LA MOSTRA
La stanza delle meraviglie

Una storia romanzesca (e tragica) ha come protagonista il dipinto «La Tinca» di Filippo De Pisis (1896-1956), pittore e poeta ferrarese autore di nature morte e tele dai toni evanescenti e dal tratto spezzato, «a zampa di mosca» secondo Eugenio Montale.
In occasione della donazione al Fai della raccolta d’arte del Novecento di Claudia Gian Ferrari, cui era pervenuta anche questa natura morta di De Pisis, se ne è approfondita la storia, scoprendo che era solo uno dei lavori del maestro ferrarese appartenente alla collezione di Luigi Vittorio Fossati Bellani.
Membro di una famiglia monzese di industriali del tessile, appassionato bibliofilo (la sua ricca collezione di guide e libri di viaggio è stata donata alla Biblioteca Ambrosiana di Milano), aveva conosciuto a Firenze De Pisis, grazie all’amico scrittore Marino Moretti.

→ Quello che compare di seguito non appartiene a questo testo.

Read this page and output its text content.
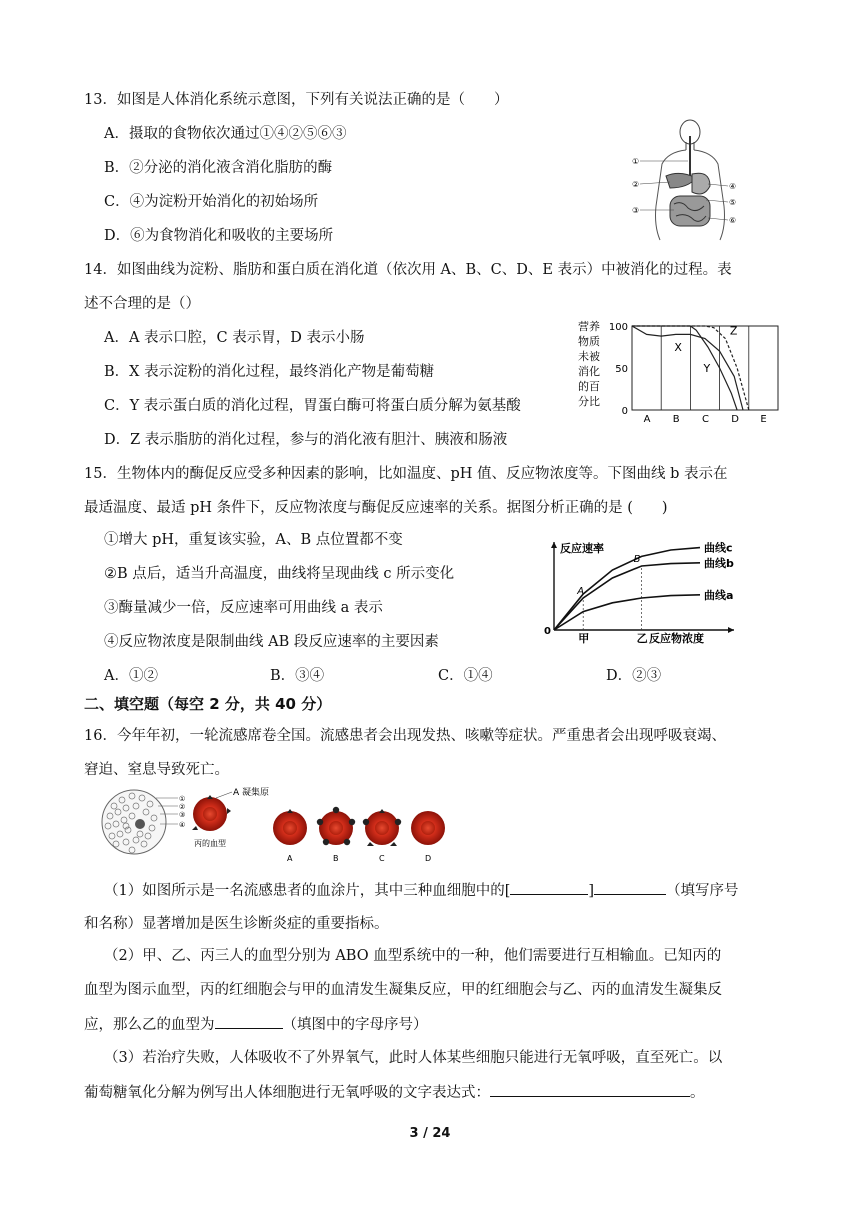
13．如图是人体消化系统示意图，下列有关说法正确的是（　　）
A．摄取的食物依次通过①④②⑤⑥③
B．②分泌的消化液含消化脂肪的酶
C．④为淀粉开始消化的初始场所
D．⑥为食物消化和吸收的主要场所
①
②
③
④
⑤
⑥
14．如图曲线为淀粉、脂肪和蛋白质在消化道（依次用 A、B、C、D、E 表示）中被消化的过程。表
述不合理的是（）
A．A 表示口腔，C 表示胃，D 表示小肠
B．X 表示淀粉的消化过程，最终消化产物是葡萄糖
C．Y 表示蛋白质的消化过程，胃蛋白酶可将蛋白质分解为氨基酸
D．Z 表示脂肪的消化过程，参与的消化液有胆汁、胰液和肠液
营养
物质
未被
消化
的百
分比
A B C D E
0
50
100
X
Y
Z
15．生物体内的酶促反应受多种因素的影响，比如温度、pH 值、反应物浓度等。下图曲线 b 表示在
最适温度、最适 pH 条件下，反应物浓度与酶促反应速率的关系。据图分析正确的是 (　　)
①增大 pH，重复该实验，A、B 点位置都不变
②B 点后，适当升高温度，曲线将呈现曲线 c 所示变化
③酶量减少一倍，反应速率可用曲线 a 表示
④反应物浓度是限制曲线 AB 段反应速率的主要因素
A．①②	B．③④	C．①④	D．②③
反应速率
反应物浓度
0
甲	乙
曲线c
曲线b
曲线a
A
B
二、填空题（每空 2 分，共 40 分）
16．今年年初，一轮流感席卷全国。流感患者会出现发热、咳嗽等症状。严重患者会出现呼吸衰竭、
窘迫、窒息导致死亡。
①
②
③
④
A 凝集原
丙的血型
A	B	C	D
（1）如图所示是一名流感患者的血涂片，其中三种血细胞中的[	]	（填写序号
和名称）显著增加是医生诊断炎症的重要指标。
（2）甲、乙、丙三人的血型分别为 ABO 血型系统中的一种，他们需要进行互相输血。已知丙的
血型为图示血型，丙的红细胞会与甲的血清发生凝集反应，甲的红细胞会与乙、丙的血清发生凝集反
应，那么乙的血型为	（填图中的字母序号）
（3）若治疗失败，人体吸收不了外界氧气，此时人体某些细胞只能进行无氧呼吸，直至死亡。以
葡萄糖氧化分解为例写出人体细胞进行无氧呼吸的文字表达式：	。
3 / 24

Rimastone folgorato, ne divenne collezionista. Oltre a una ventina di De Pisis, Bellani possedeva anche lavori di Antonio Antony de Witt, Ottone Rosai e Alberto Savinio. Erano esposti nella sala del suo appartamento romano in via Rasella, la via dell’attentato partigiano contro le forze d’occupazione tedesche che porterà all’eccidio delle Fosse Ardeatine (1944).
Questo evento drammatico segnò per sempre il destino di Bellani: coinvolto nei rastrellamenti tedeschi, venne rilasciato ma dopo alcuni giorni, il 3 aprile 1944, morì, provato fisicamente e moralmente dall’accaduto, e la sua collezione venne dispersa.
La storia è raccontata in una raffinata mostra a Villa Necchi Campiglio (con approfondimenti nei saggi in catalogo Skira) a cura di Paolo Campiglio e Roberto Dulio, che ricostruisce - anche grazie a preziose testimonianze fotografiche - la «Stanza di Filippo de Pisis» nel palazzo di via Rasella.
Tra i capolavori ritrovati anche opere fino a oggi ritenute disperse, con il «Bacchino» (1928, nella foto sotto a sinistra), o mai esposte, come il «San Sebastiano» (1930), prima di numerose tele dedicate al soggetto.
Il particolare sodalizio tra Bellani e De Pisis si rafforzò nei primi Anni Quaranta durante il soggiorno romano dell’artista, come testimoniano alcune delle tele esposte, tra cui una veduta dalla finestra del palazzo di via Rasella.